A Coursera course specifically about data science, due to start in April 2013. I am very curious about it since its broad syllabus appears to capture many of the experiences data scientists need. Much of it had to be gathered in the field until now. Having a dedicated course for it is an appealing idea.
Course Syllabus – Specific Topics
- Data modeling: relations, key-value, trees, graphs, images, text
- Relational algebra and parallel query processing
- NoSQL systems, key-value stores
- Tradeoffs of SQL, NoSQL, and NewSQL systems
- Algorithm design in Hadoop (and MapReduce in general)
- Basic statistical analysis at scale: sampling, regression
- Introduction to data mining: clustering, association rules, decision trees
- Case studies in analytics: social networking, bioinformatics, text processing
The academy is due to start early 2013 with some interesting workshops:
- Dive into Cloudera Impala
- NumPy for Data Scientists
- Couchbase for Data Scientists
- MapReduce Algorithm Design
- Integrating SAP HANA with R
- Scikit-learn: Machine Learning with Python
The School of Data recently started with their first course, Data Fundamentals. It is a great starting point for anyone interested in (big) data and data science and lays the foundations for more serious work.
“The mission of the School of Data is to promote data literacy and data ‘wrangling’ skills – the ability to find, clean, retrieve, manipulate, analyse, interpret and represent different types of data – across the world. The more people who have the skills to understand and work with data effectively, the greater its value and impact, and the more likely it is that data will be able to bring about positive social benefits.”
This free book is available under a Creative Commons licence. So download it and read it for free. It utilises R and lots of examples to introduce the topic.
Data Science and machine learning are tightly related and should be of interest to any data science enthusiast. The Coursera machine learning course by Stanford Associate Professor Andrew Ng comes highly recommended to anyone interested in a solid introduction into machine learning with a hands-on approach, and great lecture material and videos.
The California Institute of Technology ran a free online machine learning course with video lectures earlier in 2012. The lectures are still online for anyone to watch and another course will start in January 2013.
An important aspect of data science can be data visualisation. The best analytics and models are not effective if the information and insight gained can not be easily and transparently shared with your client, consumer, or customer. The Knight Center is running their second massive open online course early 2013 about infographics and data visualisation.

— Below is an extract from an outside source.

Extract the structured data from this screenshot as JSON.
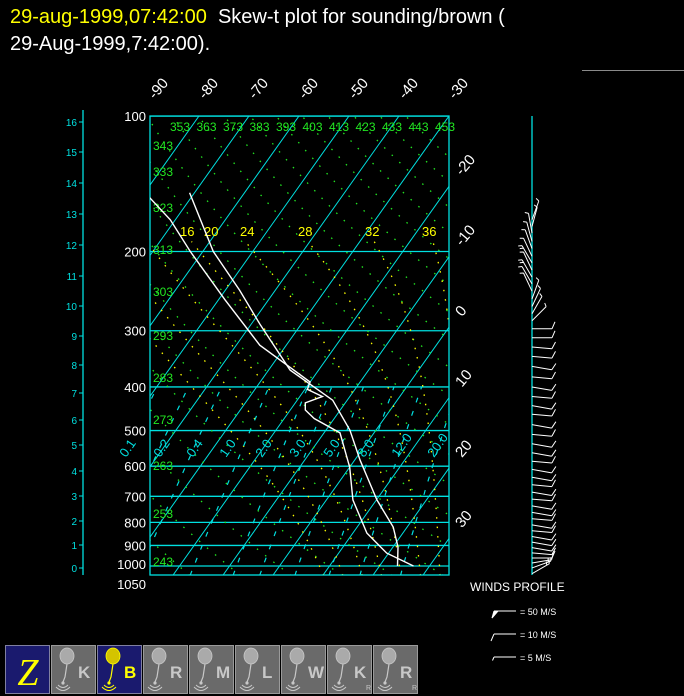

Statistics and data analysis are, of course, the bread and butter of data science. This fall 2012 Carnegie Mellon University course is not as fancy as Coursera one. In fact, it is little more than a page with all the lecture slides, homework, lab sheets and solutions. But it is free and comprehensive so give it a try.
I know I wrote 9 resources but as I come across something good I might just append it here to the end.
This is a fun way to get started with R. It is a web site that teaches you, interactively, R. Not much more to say than give it a go.
Head over to Wiki Books to read ‘Data Science: An Introduction‘. There is already some signifcant material. Nevertheless, it is a work in progress and you can contribute.
Nearly complete is ‘Statistics‘ a book, you guessed it, about statistics.